According to  Congressman Darrell Issa (R-CA),ranking member of the House Oversight and Government Reform Committee issued a report back in April examining the 13 supposedly new organizations that came out of ACORN’s supposed demise and declared back then, reports of ACORN’s demise were greatly exaggerated.

 “Based on review of these corporate filings, Committee investigators have discovered that Affordable Housing Centers of America, Inc. maintains the same Tax Identification Number as ACORN Housing, Inc., its predecessor,” the Issa-released Report found. “This means that, for tax purposes, Affordable Housing Centers of American and ACORN Housing are the same. Additionally, Committee investigators found that several new ACORN affiliates maintain the same boards, staff and Employer Identification Numbers as former ACORN offices. This reflects the lack of true change or reform between these new organizations and their predecessors.”

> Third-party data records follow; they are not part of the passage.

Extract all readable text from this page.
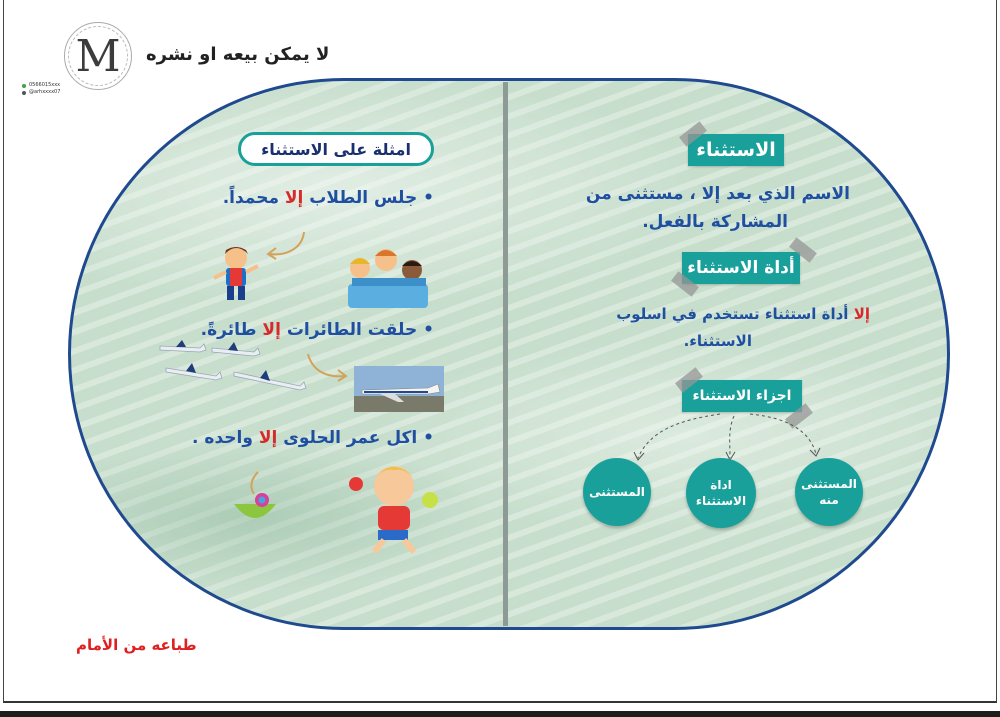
M لا يمكن بيعه او نشره
0566015xxx
@arhxxxx07
الاستثناء
الاسم الذي بعد إلا ، مستثنى من
المشاركة بالفعل.
أداة الاستثناء
إلا أداة استثناء تستخدم في اسلوب
الاستثناء.
اجزاء الاستثناء
المستثنى منه
اداة الاستثناء
المستثنى
امثلة على الاستثناء
• جلس الطلاب إلا محمداً.
• حلقت الطائرات إلا طائرةً.
• اكل عمر الحلوى إلا واحده .
طباعه من الأمام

Those “break off organizations” are just the same ole ACORN. They tried this elaborate ruse to shake off the “bad image” it earned through the embezzlement stories, the voter fraud and of course the amazing efforts of the Team of Hannah Giles/James O’Keefe (the undercover Hooker/Pimp team who exposed so much about ACORN’s real intentions). They probably even believed that it  take the some of the government pressure off (pressure only coming from the GOP), what they didn’t realize is the rancid smell of corruption will keep people on their heels.